Python crawler simulator login with verification code website

Source: Internet
Author: User
Crawling a Web site often involves the need to sign in, which is how you need to use a simulated login. Python provides a powerful URL library, and it's not hard to do that. Here is a simple example of logging in to the school administration system.

The first thing to understand is the role of cookies, which are data that some websites store on the user's local terminal in order to identify the user and track the session. So we need to use the Cookielib module to keep cookies on our website.

This is the address to be logged in http://202.115.80.153/and verify code address http://202.115.80.153/CheckCode.aspx

It can be found that this verification code is dynamic update every time the opening is different, generally this code and cookies are synchronized. Secondly want to identify the verification code is definitely a thankless thing, so our idea is to first access the verification code page, save the verification code, get a cookie to log in, and then directly to the login address post data.

First, the request and header information for the post is analyzed via the grab kit or Firefox or Google browser. Take Google Chrome as an example.
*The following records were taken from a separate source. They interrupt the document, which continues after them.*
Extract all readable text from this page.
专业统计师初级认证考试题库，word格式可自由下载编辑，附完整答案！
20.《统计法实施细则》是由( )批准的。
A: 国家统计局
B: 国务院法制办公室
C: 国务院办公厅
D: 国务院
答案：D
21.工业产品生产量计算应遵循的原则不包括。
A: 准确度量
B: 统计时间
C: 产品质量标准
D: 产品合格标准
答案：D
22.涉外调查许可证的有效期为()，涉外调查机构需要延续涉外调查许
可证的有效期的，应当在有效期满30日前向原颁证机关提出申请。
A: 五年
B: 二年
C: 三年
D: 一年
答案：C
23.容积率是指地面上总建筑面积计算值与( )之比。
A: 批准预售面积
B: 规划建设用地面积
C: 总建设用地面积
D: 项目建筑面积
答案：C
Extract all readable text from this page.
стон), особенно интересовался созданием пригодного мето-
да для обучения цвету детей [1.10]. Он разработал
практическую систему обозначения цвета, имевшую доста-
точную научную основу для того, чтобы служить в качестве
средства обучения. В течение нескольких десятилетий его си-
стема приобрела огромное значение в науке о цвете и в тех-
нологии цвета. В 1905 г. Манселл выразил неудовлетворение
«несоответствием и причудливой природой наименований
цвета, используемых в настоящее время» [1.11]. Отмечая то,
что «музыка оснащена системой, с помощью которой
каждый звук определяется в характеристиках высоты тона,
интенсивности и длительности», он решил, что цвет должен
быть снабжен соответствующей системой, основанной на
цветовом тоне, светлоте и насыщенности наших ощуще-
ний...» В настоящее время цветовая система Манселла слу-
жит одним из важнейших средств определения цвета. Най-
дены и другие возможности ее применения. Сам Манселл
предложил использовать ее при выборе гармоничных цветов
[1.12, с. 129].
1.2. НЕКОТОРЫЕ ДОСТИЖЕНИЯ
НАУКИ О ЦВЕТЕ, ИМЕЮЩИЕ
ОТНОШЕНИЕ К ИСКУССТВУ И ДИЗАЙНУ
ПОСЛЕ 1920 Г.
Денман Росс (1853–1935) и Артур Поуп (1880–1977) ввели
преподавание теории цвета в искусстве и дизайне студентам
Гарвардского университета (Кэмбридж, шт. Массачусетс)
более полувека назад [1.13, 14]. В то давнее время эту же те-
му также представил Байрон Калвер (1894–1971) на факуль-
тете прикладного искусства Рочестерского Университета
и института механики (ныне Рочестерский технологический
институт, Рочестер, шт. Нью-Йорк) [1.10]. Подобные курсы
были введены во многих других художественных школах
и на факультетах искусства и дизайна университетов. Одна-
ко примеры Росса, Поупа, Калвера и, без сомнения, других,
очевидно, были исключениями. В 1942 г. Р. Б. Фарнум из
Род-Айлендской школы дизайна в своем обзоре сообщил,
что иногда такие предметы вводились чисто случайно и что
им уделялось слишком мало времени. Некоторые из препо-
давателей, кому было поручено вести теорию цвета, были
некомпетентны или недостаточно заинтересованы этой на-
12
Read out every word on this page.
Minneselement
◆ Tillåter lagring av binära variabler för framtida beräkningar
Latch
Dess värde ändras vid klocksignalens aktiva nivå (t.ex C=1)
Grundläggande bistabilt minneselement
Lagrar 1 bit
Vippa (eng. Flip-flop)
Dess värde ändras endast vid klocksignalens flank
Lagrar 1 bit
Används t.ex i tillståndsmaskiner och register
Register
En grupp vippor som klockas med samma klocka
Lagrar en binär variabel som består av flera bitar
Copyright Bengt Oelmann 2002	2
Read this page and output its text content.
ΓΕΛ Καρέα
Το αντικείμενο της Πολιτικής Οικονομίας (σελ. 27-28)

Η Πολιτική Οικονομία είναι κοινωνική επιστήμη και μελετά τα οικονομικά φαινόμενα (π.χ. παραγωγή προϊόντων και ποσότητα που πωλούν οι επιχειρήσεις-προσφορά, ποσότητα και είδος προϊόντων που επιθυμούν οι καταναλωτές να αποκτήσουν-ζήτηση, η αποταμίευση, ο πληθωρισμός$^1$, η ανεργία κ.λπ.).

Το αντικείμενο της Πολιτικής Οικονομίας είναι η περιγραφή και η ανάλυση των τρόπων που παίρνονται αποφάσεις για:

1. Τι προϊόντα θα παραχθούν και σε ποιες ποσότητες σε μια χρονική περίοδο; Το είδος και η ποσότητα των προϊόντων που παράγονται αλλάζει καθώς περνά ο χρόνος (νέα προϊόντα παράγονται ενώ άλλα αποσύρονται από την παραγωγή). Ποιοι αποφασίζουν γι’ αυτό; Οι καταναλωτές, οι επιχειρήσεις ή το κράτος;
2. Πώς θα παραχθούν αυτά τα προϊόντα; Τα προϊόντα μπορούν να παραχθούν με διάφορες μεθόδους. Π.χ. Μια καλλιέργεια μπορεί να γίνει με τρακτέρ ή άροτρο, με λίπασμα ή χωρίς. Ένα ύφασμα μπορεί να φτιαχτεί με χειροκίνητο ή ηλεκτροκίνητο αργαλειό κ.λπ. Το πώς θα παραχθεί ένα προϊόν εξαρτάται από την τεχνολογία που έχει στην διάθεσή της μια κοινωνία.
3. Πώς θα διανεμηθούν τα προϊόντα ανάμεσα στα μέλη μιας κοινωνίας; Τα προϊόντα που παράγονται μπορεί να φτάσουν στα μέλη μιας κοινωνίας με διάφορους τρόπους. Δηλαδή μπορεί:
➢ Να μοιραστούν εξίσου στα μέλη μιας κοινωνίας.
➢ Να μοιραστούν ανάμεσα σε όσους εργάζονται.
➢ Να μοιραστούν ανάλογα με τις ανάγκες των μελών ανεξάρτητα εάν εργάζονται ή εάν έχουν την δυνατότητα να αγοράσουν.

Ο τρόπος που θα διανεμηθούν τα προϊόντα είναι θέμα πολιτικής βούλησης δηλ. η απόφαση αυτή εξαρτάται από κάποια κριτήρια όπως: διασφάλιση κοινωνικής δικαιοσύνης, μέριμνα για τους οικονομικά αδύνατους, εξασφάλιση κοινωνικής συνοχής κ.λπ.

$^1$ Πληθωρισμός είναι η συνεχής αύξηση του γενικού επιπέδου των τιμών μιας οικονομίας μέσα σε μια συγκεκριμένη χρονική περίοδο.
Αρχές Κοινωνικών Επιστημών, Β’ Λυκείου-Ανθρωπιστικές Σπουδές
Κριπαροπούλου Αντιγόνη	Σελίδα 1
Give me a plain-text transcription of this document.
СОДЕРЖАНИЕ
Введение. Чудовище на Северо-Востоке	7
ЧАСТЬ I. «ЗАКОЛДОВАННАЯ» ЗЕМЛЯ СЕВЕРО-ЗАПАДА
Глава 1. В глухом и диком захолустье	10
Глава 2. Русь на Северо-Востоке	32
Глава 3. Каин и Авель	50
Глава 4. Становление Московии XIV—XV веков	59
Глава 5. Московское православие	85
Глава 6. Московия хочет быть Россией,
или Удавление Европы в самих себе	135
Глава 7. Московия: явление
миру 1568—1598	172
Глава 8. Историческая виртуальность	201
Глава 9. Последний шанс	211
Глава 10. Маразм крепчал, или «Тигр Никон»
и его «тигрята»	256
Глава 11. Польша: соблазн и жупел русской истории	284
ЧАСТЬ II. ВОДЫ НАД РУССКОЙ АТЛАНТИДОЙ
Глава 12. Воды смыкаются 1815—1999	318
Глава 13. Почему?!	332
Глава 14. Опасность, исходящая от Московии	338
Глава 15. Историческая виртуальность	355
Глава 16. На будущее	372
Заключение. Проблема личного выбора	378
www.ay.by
It can be seen that the URL to post is not a page to visit, but a http://202.115.80.153/default2.aspx,

Where you need to submit the form data in txtUserName and TextBox2 separate user names and passwords.

Now go directly to the key section on the code!!

Import urllib2import cookielibimport urllibimport reimport sys "Analog login" "Reload (SYS) sys.setdefaultencoding (" Utf-8 ") # Prevent Chinese error Captchaurl = "http://202.115.80.153/CheckCode.aspx" PostURL = "http://202.115.80.153/default2.aspx" # Verification code address and post Address cookie = Cookielib. Cookiejar () handler = Urllib2. Httpcookieprocessor (cookie) opener = Urllib2.build_opener (handler) # binds cookies to a opener Cookies are automatically managed by cookielib username = ' username ' password = ' password123 ' # User name and password picture = Opener.open (Captchaurl). Read () # Access the CAPTCHA address with openr, get cookielocal = open (' e:/image.jpg ', ' WB ') local.write (picture) Local.close () # Save Captcha to local Secretcode = Raw_ Input (' Enter Verification Code: ') # Open the saved captcha picture input postdata = {' __viewstate ': ' ddwyode2ntm0otg7oz6ph0twzk5t0lupp/tla1l+rml83g== ', ' txtUserName ': username, ' TextBox2 ': password, ' txtsecretcode ': Secretcode, ' RadioButtonList1 ': ' Student ', ' Button1 ': ', ' Lblanguage ': ', ' Hidpdrs ': ', ' HIDSC ': ',}# constructs the form according to the packet capture information headers = {' Accept ': ' Text/html,application/xhtml+xml, application/xml;q=0.9,image/webp,*/*;q=0.8 ', ' accept-language ': ' Zh-cn,zh;q=0.8 ', ' Connection ': ' keep-alive ', ' content-type ': ' application/x-www-form-urlencoded ', ' user-agent ': ' Mozilla /5.0 (Windows NT 6.1) applewebkit/537.36 (khtml, like Gecko) chrome/46.0.2490.86 safari/537.36 ',}# constructs headersdata based on packet capture information = Urllib.urlencode (postdata) # Generate post data? key1=value1&key2=value2 form request = Urllib2. Request (PostURL, data, headers) # constructs request requests Try:response = Opener.open (Request) result = Response.read (). Decode (' gb2312 ') # because the page is gb2312 encoded, you need to decode print result# after printing the login page except Urllib2. Httperror, E:print e.code# Use the opener login page where the cookie was previously stored

After successful login, you can use the Openr to access other pages that need to be logged in to access.

  • Contact Us

    The content source of this page is from Internet, which doesn't represent Alibaba Cloud's opinion; products and services mentioned on that page don't have any relationship with Alibaba Cloud. If the content of the page makes you feel confusing, please write us an email, we will handle the problem within 5 days after receiving your email.

    If you find any instances of plagiarism from the community, please send an email to: info-contact@alibabacloud.com and provide relevant evidence. A staff member will contact you within 5 working days.

    A Free Trial That Lets You Build Big!

    Start building with 50+ products and up to 12 months usage for Elastic Compute Service

    • Sales Support

      1 on 1 presale consultation

    • After-Sales Support

      24/7 Technical Support 6 Free Tickets per Quarter Faster Response

    • Alibaba Cloud offers highly flexible support services tailored to meet your exact needs.